A 29-year-old man from the house was arrested on suspicion of cultivating marijuana.
It was unclear whether the dogs that attacked the woman had collars or owners.
“In these areas, you might have a situation where people dump animals out in rural areas,” said John Mlynar, a spokesman for the nearby city of Palmdale.
People living near the site of the attack said stray dogs constantly roam the area and have attacked people before.
“It’s really scary,” Diane Huffman, of Littlerock, told KABC-TV. “I don’t know what to think.
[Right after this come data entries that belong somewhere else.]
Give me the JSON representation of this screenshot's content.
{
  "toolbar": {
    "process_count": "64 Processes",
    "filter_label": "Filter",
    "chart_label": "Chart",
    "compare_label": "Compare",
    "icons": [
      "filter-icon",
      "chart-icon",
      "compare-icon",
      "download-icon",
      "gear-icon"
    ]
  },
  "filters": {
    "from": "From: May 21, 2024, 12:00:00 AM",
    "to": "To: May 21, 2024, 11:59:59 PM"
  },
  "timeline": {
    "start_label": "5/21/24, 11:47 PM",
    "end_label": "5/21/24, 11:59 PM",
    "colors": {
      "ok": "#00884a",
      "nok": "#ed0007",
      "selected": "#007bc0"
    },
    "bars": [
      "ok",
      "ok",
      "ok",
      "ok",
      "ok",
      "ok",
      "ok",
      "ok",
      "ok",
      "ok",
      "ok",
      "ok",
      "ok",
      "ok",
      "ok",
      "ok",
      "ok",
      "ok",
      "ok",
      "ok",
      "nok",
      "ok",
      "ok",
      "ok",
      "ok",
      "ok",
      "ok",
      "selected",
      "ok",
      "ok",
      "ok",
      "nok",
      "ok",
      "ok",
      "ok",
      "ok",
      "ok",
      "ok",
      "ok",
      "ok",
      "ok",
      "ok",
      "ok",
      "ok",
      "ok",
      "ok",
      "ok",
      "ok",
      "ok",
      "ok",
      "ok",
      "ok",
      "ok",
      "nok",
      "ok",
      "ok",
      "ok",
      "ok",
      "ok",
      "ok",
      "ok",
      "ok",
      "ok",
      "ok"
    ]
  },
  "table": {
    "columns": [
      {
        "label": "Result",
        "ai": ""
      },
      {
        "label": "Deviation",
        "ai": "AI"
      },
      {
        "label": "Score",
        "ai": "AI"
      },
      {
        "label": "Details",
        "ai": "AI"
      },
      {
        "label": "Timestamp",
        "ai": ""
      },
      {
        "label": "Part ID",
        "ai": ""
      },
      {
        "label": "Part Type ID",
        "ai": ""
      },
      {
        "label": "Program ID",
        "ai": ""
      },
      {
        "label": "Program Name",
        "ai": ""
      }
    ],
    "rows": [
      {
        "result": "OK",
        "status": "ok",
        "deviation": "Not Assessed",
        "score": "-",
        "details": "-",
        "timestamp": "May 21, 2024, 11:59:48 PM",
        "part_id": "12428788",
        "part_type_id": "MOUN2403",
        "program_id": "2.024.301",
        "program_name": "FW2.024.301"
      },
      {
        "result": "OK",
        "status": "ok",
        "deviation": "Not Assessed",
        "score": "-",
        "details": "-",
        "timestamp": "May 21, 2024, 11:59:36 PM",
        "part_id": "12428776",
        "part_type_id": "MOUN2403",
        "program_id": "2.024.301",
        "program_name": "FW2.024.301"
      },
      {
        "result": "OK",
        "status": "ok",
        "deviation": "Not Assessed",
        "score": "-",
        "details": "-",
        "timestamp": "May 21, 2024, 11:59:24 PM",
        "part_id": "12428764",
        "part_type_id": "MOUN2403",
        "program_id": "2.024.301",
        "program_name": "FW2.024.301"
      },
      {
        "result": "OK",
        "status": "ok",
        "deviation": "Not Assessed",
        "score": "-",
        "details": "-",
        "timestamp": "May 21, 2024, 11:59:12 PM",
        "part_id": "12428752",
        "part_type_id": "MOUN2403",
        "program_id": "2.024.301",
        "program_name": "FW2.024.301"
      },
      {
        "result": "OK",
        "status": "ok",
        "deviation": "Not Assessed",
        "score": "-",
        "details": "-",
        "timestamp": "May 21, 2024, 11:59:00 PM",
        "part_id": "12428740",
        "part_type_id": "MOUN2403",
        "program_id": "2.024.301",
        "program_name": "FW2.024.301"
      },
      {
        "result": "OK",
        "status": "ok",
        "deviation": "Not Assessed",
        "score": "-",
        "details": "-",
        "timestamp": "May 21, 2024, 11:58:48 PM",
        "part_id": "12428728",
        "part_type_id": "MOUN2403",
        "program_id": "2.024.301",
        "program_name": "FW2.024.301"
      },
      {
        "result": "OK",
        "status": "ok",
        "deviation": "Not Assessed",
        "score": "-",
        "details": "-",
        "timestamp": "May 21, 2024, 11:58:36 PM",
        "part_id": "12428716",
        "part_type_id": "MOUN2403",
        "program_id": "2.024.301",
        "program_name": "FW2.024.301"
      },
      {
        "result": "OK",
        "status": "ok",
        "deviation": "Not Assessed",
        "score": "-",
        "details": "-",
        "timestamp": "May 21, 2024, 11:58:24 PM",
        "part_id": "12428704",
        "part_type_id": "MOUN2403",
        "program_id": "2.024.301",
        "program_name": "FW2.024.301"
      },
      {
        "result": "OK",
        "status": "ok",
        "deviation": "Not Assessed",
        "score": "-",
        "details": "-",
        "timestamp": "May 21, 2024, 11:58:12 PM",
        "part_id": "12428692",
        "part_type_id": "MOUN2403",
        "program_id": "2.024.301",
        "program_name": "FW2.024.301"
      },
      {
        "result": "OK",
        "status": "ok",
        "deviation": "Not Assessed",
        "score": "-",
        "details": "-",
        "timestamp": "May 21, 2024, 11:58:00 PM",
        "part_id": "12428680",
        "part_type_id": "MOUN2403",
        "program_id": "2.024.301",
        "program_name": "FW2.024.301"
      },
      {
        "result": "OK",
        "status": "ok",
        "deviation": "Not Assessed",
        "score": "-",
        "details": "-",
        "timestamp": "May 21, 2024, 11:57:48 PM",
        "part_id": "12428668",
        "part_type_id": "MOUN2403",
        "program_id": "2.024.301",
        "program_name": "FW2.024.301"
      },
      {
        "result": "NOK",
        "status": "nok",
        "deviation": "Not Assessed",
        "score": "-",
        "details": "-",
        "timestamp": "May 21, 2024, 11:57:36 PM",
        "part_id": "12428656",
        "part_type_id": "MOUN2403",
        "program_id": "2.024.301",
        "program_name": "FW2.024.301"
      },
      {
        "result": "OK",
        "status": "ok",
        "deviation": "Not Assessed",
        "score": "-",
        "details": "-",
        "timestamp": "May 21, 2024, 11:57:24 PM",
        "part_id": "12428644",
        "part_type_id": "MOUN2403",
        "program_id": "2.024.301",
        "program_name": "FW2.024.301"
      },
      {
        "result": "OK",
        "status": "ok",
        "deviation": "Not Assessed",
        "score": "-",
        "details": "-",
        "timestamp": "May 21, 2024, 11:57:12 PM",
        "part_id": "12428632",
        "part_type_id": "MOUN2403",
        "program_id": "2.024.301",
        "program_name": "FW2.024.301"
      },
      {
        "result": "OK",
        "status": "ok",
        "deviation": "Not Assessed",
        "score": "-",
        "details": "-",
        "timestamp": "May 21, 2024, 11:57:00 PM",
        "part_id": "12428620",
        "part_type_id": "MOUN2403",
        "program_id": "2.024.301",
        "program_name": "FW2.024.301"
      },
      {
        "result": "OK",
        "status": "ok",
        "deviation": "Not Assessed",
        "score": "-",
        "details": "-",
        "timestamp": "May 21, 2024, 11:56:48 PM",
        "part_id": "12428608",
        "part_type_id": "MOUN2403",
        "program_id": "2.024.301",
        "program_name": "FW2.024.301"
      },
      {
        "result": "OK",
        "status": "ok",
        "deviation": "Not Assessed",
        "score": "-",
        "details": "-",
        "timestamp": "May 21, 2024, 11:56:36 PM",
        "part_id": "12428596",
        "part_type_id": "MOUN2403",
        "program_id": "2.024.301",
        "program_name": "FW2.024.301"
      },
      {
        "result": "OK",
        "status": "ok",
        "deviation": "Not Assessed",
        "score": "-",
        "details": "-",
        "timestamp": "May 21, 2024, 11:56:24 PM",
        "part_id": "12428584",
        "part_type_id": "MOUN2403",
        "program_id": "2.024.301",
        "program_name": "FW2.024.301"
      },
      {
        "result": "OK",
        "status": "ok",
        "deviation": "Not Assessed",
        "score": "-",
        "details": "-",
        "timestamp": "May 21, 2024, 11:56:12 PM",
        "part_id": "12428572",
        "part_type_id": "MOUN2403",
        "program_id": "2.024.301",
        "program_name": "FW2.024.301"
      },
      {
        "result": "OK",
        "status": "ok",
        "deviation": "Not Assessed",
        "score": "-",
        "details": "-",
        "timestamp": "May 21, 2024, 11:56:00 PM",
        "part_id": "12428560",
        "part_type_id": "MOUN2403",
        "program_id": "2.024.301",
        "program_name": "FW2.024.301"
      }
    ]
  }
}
I really think I’m going to be getting a gun to protect myself.”
The jogger’s death was the latest of at least five deadly dog attacks in California in the past two years.
Last month, Claudia Gallardo, 38, of Stockton, was mauled to death by a pit bull in the front yard of a home where the dog lived.
In February, Elsie Grace, 91, of Hemet, was killed by a pair of pit bulls at a motel.
In June 2011, two pit bulls escaped from their yard and mauled a neighbor in her San Diego backyard. Emako Mendoza, 75, suffered arm and leg amputations before dying months later. The dog’s two owners were convicted of involuntary manslaughter.
In June 2012, an 8-month-old boy, Tyzhel Latella McWilliams, was mauled to death by a pit bull at a home in Lemon Grove, near San Diego.